Friday, January 16, 2009

AVM News...

‘I Will Live My Life In My Chair The Same Way I Lived Life With Legs’
Community Unites Behind United Way Director Recovering From Spinal Surgery, Dealing With Paralysis

By Luther Johnson

The tree had just been put up.

But before the decorations could be added, the pain in Jackie Hall's back worsened.

The spasms began to immobilize her, and within a few minutes she couldn't move from the waist down. Her husband Jarrett helped her get to the couch and called for an ambulance.

She soon lost feeling in her legs.

Hall was flown to Winchester. After an initial MRI, doctors explained what had caused her back problems.

The pains and spasms were the result of an Arterio-Venous Malformation, an abnormal collection of blood vessels. The AVM disrupted the blood flow, causing pressure against her spinal chord.

A small portion of the population, about 5 percent, are born with an AVM, with those diagnosed usually found in the neck or head.

“By those standards, I am very fortunate mine presented between my shoulder blades, which left me with my arm function,” said Hall.

Weeks prior to that life-changing day, Hall had felt pains in her back. Both her and her doctor initially believed it to be a back spasm or pulled muscle.

Surgery was scheduled to clean out the AVM, which had formed a blood clot that burst against her spine.

“From the way it started six weeks prior, I never would have thought it was that serious,” said Hall.

After the first surgery, another MRI showed her spinal chord had been severely pinched, and that chances of her walking again were slim. Doctors went in for a second surgery to repair the damage.

Facing the possibility of not walking, Hall decided to accept whatever happened.

“I said to myself, okay God, if I wake up and still can’t walk, I’m going to be okay with that,” said Hall.

Accustomed to an active life, the former executive director of the United Way of Page County said this brought everything to a screeching halt.
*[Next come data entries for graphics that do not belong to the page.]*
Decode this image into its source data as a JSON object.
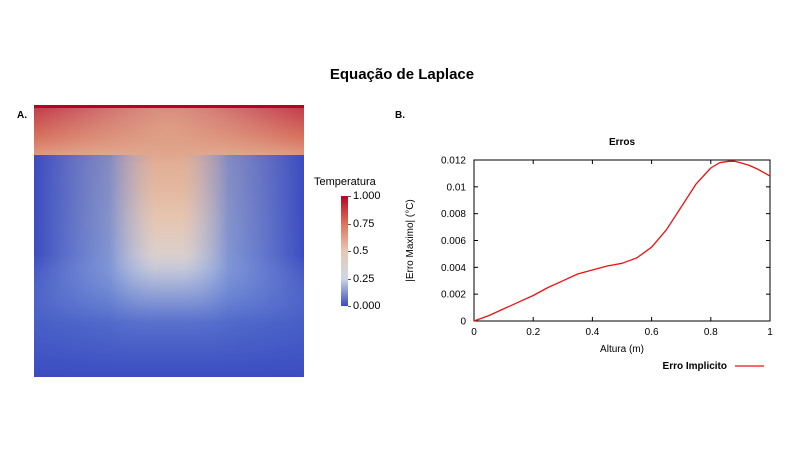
{
  "page": {
    "title": "Equação de Laplace",
    "panel_a_label": "A.",
    "panel_b_label": "B."
  },
  "colorbar": {
    "title": "Temperatura",
    "ticks": [
      {
        "label": "1.000",
        "value": 1.0
      },
      {
        "label": "0.75",
        "value": 0.75
      },
      {
        "label": "0.5",
        "value": 0.5
      },
      {
        "label": "0.25",
        "value": 0.25
      },
      {
        "label": "0.000",
        "value": 0.0
      }
    ],
    "colors": {
      "high": "#b40426",
      "mid": "#e8c8b4",
      "low": "#3b4cc0"
    }
  },
  "chart_data": [
    {
      "type": "heatmap",
      "title": "",
      "colorbar_title": "Temperatura",
      "value_range": [
        0,
        1
      ],
      "description_values": {
        "top_edge": 1.0,
        "left_edge": 0.0,
        "right_edge": 0.0,
        "bottom_edge": 0.0
      }
    },
    {
      "type": "line",
      "title": "Erros",
      "xlabel": "Altura (m)",
      "ylabel": "|Erro Maximo| (°C)",
      "xlim": [
        0,
        1
      ],
      "ylim": [
        0,
        0.012
      ],
      "xticks": [
        "0",
        "0.2",
        "0.4",
        "0.6",
        "0.8",
        "1"
      ],
      "yticks": [
        "0",
        "0.002",
        "0.004",
        "0.006",
        "0.008",
        "0.01",
        "0.012"
      ],
      "legend": "bottom-right",
      "series": [
        {
          "name": "Erro Implicito",
          "color": "#ee1111",
          "x": [
            0,
            0.05,
            0.1,
            0.15,
            0.2,
            0.25,
            0.3,
            0.35,
            0.4,
            0.45,
            0.5,
            0.55,
            0.6,
            0.65,
            0.7,
            0.75,
            0.8,
            0.83,
            0.86,
            0.88,
            0.9,
            0.93,
            0.96,
            1.0
          ],
          "y": [
            0,
            0.0004,
            0.0009,
            0.0014,
            0.0019,
            0.0025,
            0.003,
            0.0035,
            0.0038,
            0.0041,
            0.0043,
            0.0047,
            0.0055,
            0.0068,
            0.0085,
            0.0102,
            0.0114,
            0.0118,
            0.0119,
            0.0119,
            0.0118,
            0.0116,
            0.0113,
            0.0108
          ]
        }
      ]
    }
  ]
}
However, with two children, her family motivates her to keep going, and not get bitter.

“When you have a family, I think that would have been the poorest example I could have set,” said Hall.

Her kids have also come to accept what happened.

“[My daughter] didn't even blink an eye,” Hall said of her 4 year old.

But it was harder for her 16-month-old son to understand.

“Jeb thinks you're a monster,“ her daughter Evelyn said.

Previously confined to a bed at the University of Virginia Medical Center, with her body wrapped to help maintain her blood pressure, Hall said she understood why her son would have that reaction.

“You look so different in that setting; it was harder for him,” said Hall, adding that since being back home, she and her son are doing great.

Throughout the time Hall recounts what happened to her, she remains upbeat and positive. The only time she seems to break down is when she recalls the support shown by the community, family and friends.

“It’s beyond overwhelming,” said Hall. “You’re never used to being on the receiving end of that.”

Friends of Hall have been working this month to organize fundraisers.

“Everyone is just doing anything and everything we can to help them,” said Heather Sours.

Sours has known Hall since high school. They both worked together as tour guides at Luray Caverns.

“It’s the kind of need none of us understand,” said Sours, “and almost everyone is willing to help.”

Those that know Hall, or know of her family, have been discussing ways to help, Sours said.

A benefit dance and auction is being held Saturday, Jan. 31 to help raise funds for Hall’s medical expenses. The night will consist of a dance, an auction of bachelors, “Handy Husbands for Hire” and other items, with tickets going for $10.

Friends have also started a “Help us turn $10 into $10,000” campaign, with an account set at Pioneer Bank.

“I know there are at least a 1,000 good people in Page County willing to help this family,” said Sue Turner.

For Hall, the next step will be more physical therapy. She plans to learn to drive and remain an active United Way board member.

“I still have my mind; I still can contribute,” Hall said. “I will live my life in my chair the same way I lived life with legs.”